Selain itu, lubang cacing juga diragukan bisa menjadi mesin waktu yang bisa membawa manusia mundur ke belakang di awal-awal alam semesta atau maju ke masa depan. Ahli kosmologi Stephen Hawking termasuk ilmuwan yang mendukung gagasan ini. Lubang cacing bukanlah cara untuk kembali ke masa lalu, tetapi hanya jalan pintas yang membuat alam semesta nan jauh menjadi lebih dekat.
Hingga kini lubang cacing itu belum terbukti. Namun, ilmuwan telah menghabiskan waktu puluhan tahun untuk memahami teori tersebut serta memperkirakan seperti apa bentuk obyek langit eksotis tersebut. Meski hal itu belum terbukti, ilmuwan yakin keberadaan obyek ini mengingat kondisi serupa juga pernah terjadi pada lubang hitam yang baru bisa dibuktikan eksistensinya setelah lebih satu abad sesudah teorinya dibangun.

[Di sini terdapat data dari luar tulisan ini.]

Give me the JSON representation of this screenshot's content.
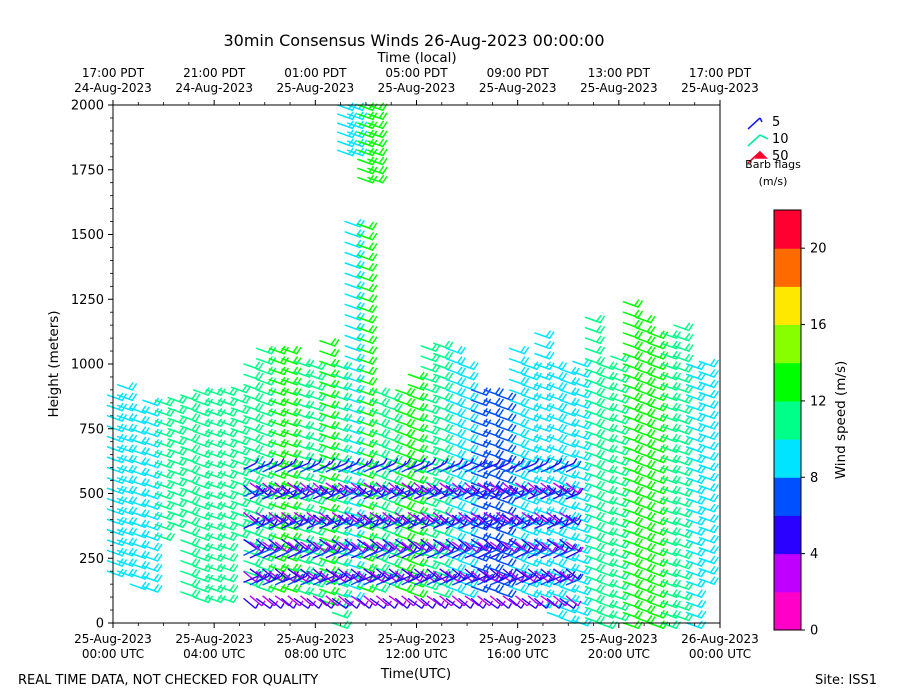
{
  "chart_data": {
    "type": "wind-barb-profiler",
    "title": "30min Consensus Winds 26-Aug-2023 00:00:00",
    "xlabel_bottom": "Time(UTC)",
    "xlabel_top": "Time (local)",
    "ylabel": "Height (meters)",
    "xlim_hours": [
      0,
      24
    ],
    "ylim": [
      0,
      2000
    ],
    "y_ticks": [
      "0",
      "250",
      "500",
      "750",
      "1000",
      "1250",
      "1500",
      "1750",
      "2000"
    ],
    "y_tick_values": [
      0,
      250,
      500,
      750,
      1000,
      1250,
      1500,
      1750,
      2000
    ],
    "x_tick_hours": [
      0,
      4,
      8,
      12,
      16,
      20,
      24
    ],
    "bottom_ticks": [
      {
        "date": "25-Aug-2023",
        "time": "00:00 UTC"
      },
      {
        "date": "25-Aug-2023",
        "time": "04:00 UTC"
      },
      {
        "date": "25-Aug-2023",
        "time": "08:00 UTC"
      },
      {
        "date": "25-Aug-2023",
        "time": "12:00 UTC"
      },
      {
        "date": "25-Aug-2023",
        "time": "16:00 UTC"
      },
      {
        "date": "25-Aug-2023",
        "time": "20:00 UTC"
      },
      {
        "date": "26-Aug-2023",
        "time": "00:00 UTC"
      }
    ],
    "top_ticks": [
      {
        "time": "17:00 PDT",
        "date": "24-Aug-2023"
      },
      {
        "time": "21:00 PDT",
        "date": "24-Aug-2023"
      },
      {
        "time": "01:00 PDT",
        "date": "25-Aug-2023"
      },
      {
        "time": "05:00 PDT",
        "date": "25-Aug-2023"
      },
      {
        "time": "09:00 PDT",
        "date": "25-Aug-2023"
      },
      {
        "time": "13:00 PDT",
        "date": "25-Aug-2023"
      },
      {
        "time": "17:00 PDT",
        "date": "25-Aug-2023"
      }
    ],
    "colorbar": {
      "label": "Wind speed (m/s)",
      "min": 0,
      "max": 22,
      "step": 2,
      "ticks": [
        "0",
        "4",
        "8",
        "12",
        "16",
        "20"
      ],
      "tick_values": [
        0,
        4,
        8,
        12,
        16,
        20
      ],
      "colors": [
        "#ff00c8",
        "#c000ff",
        "#2a00ff",
        "#0050ff",
        "#00e4ff",
        "#00ff88",
        "#00ff00",
        "#88ff00",
        "#ffe800",
        "#ff6a00",
        "#ff0030"
      ]
    },
    "legend": {
      "title_line1": "Barb flags",
      "title_line2": "(m/s)",
      "entries": [
        {
          "label": "5",
          "color": "#1a1aff"
        },
        {
          "label": "10",
          "color": "#00f0a0"
        },
        {
          "label": "50",
          "color": "#ff0030"
        }
      ]
    },
    "columns": [
      {
        "t": 0.1,
        "top": 880,
        "bottom": 180,
        "speed": 8.5
      },
      {
        "t": 0.5,
        "top": 920,
        "bottom": 200,
        "speed": 8.5
      },
      {
        "t": 1.0,
        "top": 830,
        "bottom": 140,
        "speed": 9
      },
      {
        "t": 1.5,
        "top": 860,
        "bottom": 130,
        "speed": 8.8
      },
      {
        "t": 2.0,
        "top": 860,
        "bottom": 330,
        "speed": 10.5
      },
      {
        "t": 2.5,
        "top": 870,
        "bottom": 390,
        "speed": 10.5
      },
      {
        "t": 3.0,
        "top": 880,
        "bottom": 110,
        "speed": 10.8
      },
      {
        "t": 3.5,
        "top": 900,
        "bottom": 100,
        "speed": 10.5
      },
      {
        "t": 4.0,
        "top": 900,
        "bottom": 90,
        "speed": 10.5
      },
      {
        "t": 4.5,
        "top": 900,
        "bottom": 100,
        "speed": 11
      },
      {
        "t": 5.0,
        "top": 910,
        "bottom": 350,
        "speed": 10.5
      },
      {
        "t": 5.5,
        "top": 1000,
        "bottom": 130,
        "speed": 11
      },
      {
        "t": 6.0,
        "top": 1060,
        "bottom": 140,
        "speed": 11.5
      },
      {
        "t": 6.5,
        "top": 1060,
        "bottom": 130,
        "speed": 12.5
      },
      {
        "t": 7.0,
        "top": 1060,
        "bottom": 120,
        "speed": 12
      },
      {
        "t": 7.5,
        "top": 1010,
        "bottom": 110,
        "speed": 11.5
      },
      {
        "t": 8.0,
        "top": 1000,
        "bottom": 100,
        "speed": 10.5
      },
      {
        "t": 8.5,
        "top": 1090,
        "bottom": 80,
        "speed": 12.5
      },
      {
        "t": 9.0,
        "top": 1000,
        "bottom": 0,
        "speed": 11.5
      },
      {
        "t": 9.5,
        "top": 1550,
        "bottom": 110,
        "speed": 9
      },
      {
        "t": 10.0,
        "top": 1540,
        "bottom": 130,
        "speed": 13.5
      },
      {
        "t": 10.5,
        "top": 900,
        "bottom": 120,
        "speed": 11.5
      },
      {
        "t": 11.0,
        "top": 880,
        "bottom": 150,
        "speed": 10.5
      },
      {
        "t": 11.5,
        "top": 900,
        "bottom": 140,
        "speed": 12
      },
      {
        "t": 12.0,
        "top": 960,
        "bottom": 120,
        "speed": 12
      },
      {
        "t": 12.5,
        "top": 1070,
        "bottom": 120,
        "speed": 11
      },
      {
        "t": 13.0,
        "top": 1080,
        "bottom": 100,
        "speed": 10.5
      },
      {
        "t": 13.5,
        "top": 1060,
        "bottom": 110,
        "speed": 9.5
      },
      {
        "t": 14.0,
        "top": 1000,
        "bottom": 120,
        "speed": 9
      },
      {
        "t": 14.5,
        "top": 900,
        "bottom": 140,
        "speed": 7.5
      },
      {
        "t": 15.0,
        "top": 900,
        "bottom": 130,
        "speed": 7.5
      },
      {
        "t": 15.5,
        "top": 880,
        "bottom": 120,
        "speed": 7.5
      },
      {
        "t": 16.0,
        "top": 1060,
        "bottom": 110,
        "speed": 8.5
      },
      {
        "t": 16.5,
        "top": 1000,
        "bottom": 90,
        "speed": 8.5
      },
      {
        "t": 17.0,
        "top": 1120,
        "bottom": 60,
        "speed": 8.5
      },
      {
        "t": 17.5,
        "top": 1000,
        "bottom": 30,
        "speed": 8.5
      },
      {
        "t": 18.0,
        "top": 980,
        "bottom": 0,
        "speed": 9
      },
      {
        "t": 18.5,
        "top": 1010,
        "bottom": 0,
        "speed": 9.5
      },
      {
        "t": 19.0,
        "top": 1180,
        "bottom": 0,
        "speed": 11
      },
      {
        "t": 19.5,
        "top": 1000,
        "bottom": 0,
        "speed": 10.5
      },
      {
        "t": 20.0,
        "top": 1030,
        "bottom": 0,
        "speed": 11
      },
      {
        "t": 20.5,
        "top": 1240,
        "bottom": 0,
        "speed": 12.5
      },
      {
        "t": 21.0,
        "top": 1180,
        "bottom": 0,
        "speed": 12.5
      },
      {
        "t": 21.5,
        "top": 1120,
        "bottom": 0,
        "speed": 12.5
      },
      {
        "t": 22.0,
        "top": 1120,
        "bottom": 0,
        "speed": 11.5
      },
      {
        "t": 22.5,
        "top": 1150,
        "bottom": 0,
        "speed": 10.5
      },
      {
        "t": 23.0,
        "top": 1000,
        "bottom": 0,
        "speed": 9.5
      },
      {
        "t": 23.5,
        "top": 1010,
        "bottom": 170,
        "speed": 9
      }
    ],
    "upper_cluster": [
      {
        "t": 9.2,
        "top": 2000,
        "bottom": 1810,
        "speed": 9
      },
      {
        "t": 9.6,
        "top": 2000,
        "bottom": 1820,
        "speed": 8.5
      },
      {
        "t": 10.0,
        "top": 2000,
        "bottom": 1690,
        "speed": 13
      },
      {
        "t": 10.4,
        "top": 2000,
        "bottom": 1720,
        "speed": 13
      }
    ],
    "low_level_zone": {
      "t_start": 5.4,
      "t_end": 18.2,
      "top": 600,
      "bottom": 80,
      "speeds": [
        3,
        4.5,
        5.5,
        6.5
      ]
    }
  },
  "footer": {
    "left": "REAL TIME DATA, NOT CHECKED FOR QUALITY",
    "right": "Site: ISS1"
  }
}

Dalam jurnal Physical Review D, 19 Januari 2023, fisikawan dari Universitas Jishou di Hunan, China, Lei-Hua Liu memimpin studi untuk memodelkan lubang cacing dari bola bermuatan listrik dan mengamati pengaruhnya terhadap lingkungan sekitar. Simulasi itu dilakukan untuk melihat apakah lubang cacing bisa dideteksi berdasarkan efek yang diamati pada lingkungan sekitarnya.
Dari pemodelan itu diketahui bahwa lubang cacing, kalaupun ada, akan menjadi obyek yang sangat masif. Tingginya kemasifan lubang cacing membuat obyek itu akan berperilaku seperti lubang hitam, yaitu mampu membelokkan ruang dan waktu sehingga cahaya pun ikut berbelok. Pembelokan cahaya itu pada gilirannya akan memperbesar obyek apa pun yang terletak di belakang lubang cacing tersebut.
Fenomena pembelokan cahaya oleh obyek masif itu dikenal sebagai microlensing alias lensa mikro. Teknik ini sudah lama digunakan astronom dengan memanfaatkan galaksi atau lubang hitam untuk melihat obyek-obyek semesta yang sangat jauh, seperti bintang-bintang dan galaksi yang berasal dari alam semesta yang sangat dini.
”Pembesaran melalui distorsi (pembelokan cahaya) oleh lubang cacing itu sangat besar sehingga dapat diuji keberadaannya di masa depan,” kata Liu.
Meski sama-sama bisa memperbesar obyek, perilaku pembesaran obyek oleh lubang hitam dan lubang cacing berbeda. Pelensaan mikro oleh lubang hitam akan menghasilkan empat bayangan dari sebuah obyek di belakangnya. Sementara pelensaan mikro oleh lubang cacing akan memberi tiga bayangan, dengan dua bayangan redup dan satu bayangan sangat terang.
Namun, karena benda-benda langit juga menghasilkan efek lensa mikro, baik itu galaksi, lubang hitam, atau bintang, upaya mencari lubang cacing tanpa adanya petunjuk yang jelas untuk menentukan langkah awalnya dipastikan akan menjadi upaya yang sangat sulit.
Fisikawan Universitas Texas di Austin, AS, Andreas Karch, yang tidak terlibat dalam studi Liu mengibaratkan pencarian efek lensa mikro akibat lubang cacing di tengah berbagai obyek masif lainnya di alam semesta itu bagaikan mengidentifikasi suara lembut seseorang di tengah konser musik rock yang gegap gempita. Banyak ide untuk mengungkap lubang cacing, tetapi mewujudkannya dalam praktik observasi astronomi di alam semesta yang mahaluas tentu tidak akan mudah.
”Sebagian besar fisikawan tentu memiliki mimpi besar bahwa model yang mereka bangun bisa diuji di masa depan,” tambah Liu.
Sains dan teknologi yang ada saat ini memang belum memungkinkan untuk mendeteksi, menstabilkan, atau memperbesar lubang cacing. Namun, berbagai konsep telah dikembangkan ilmuwan dengan harapan dapat diterapkan di masa depan. Meski tidak mudah, pembuktian lubang cacing tetap bukanlah hal yang mustahil.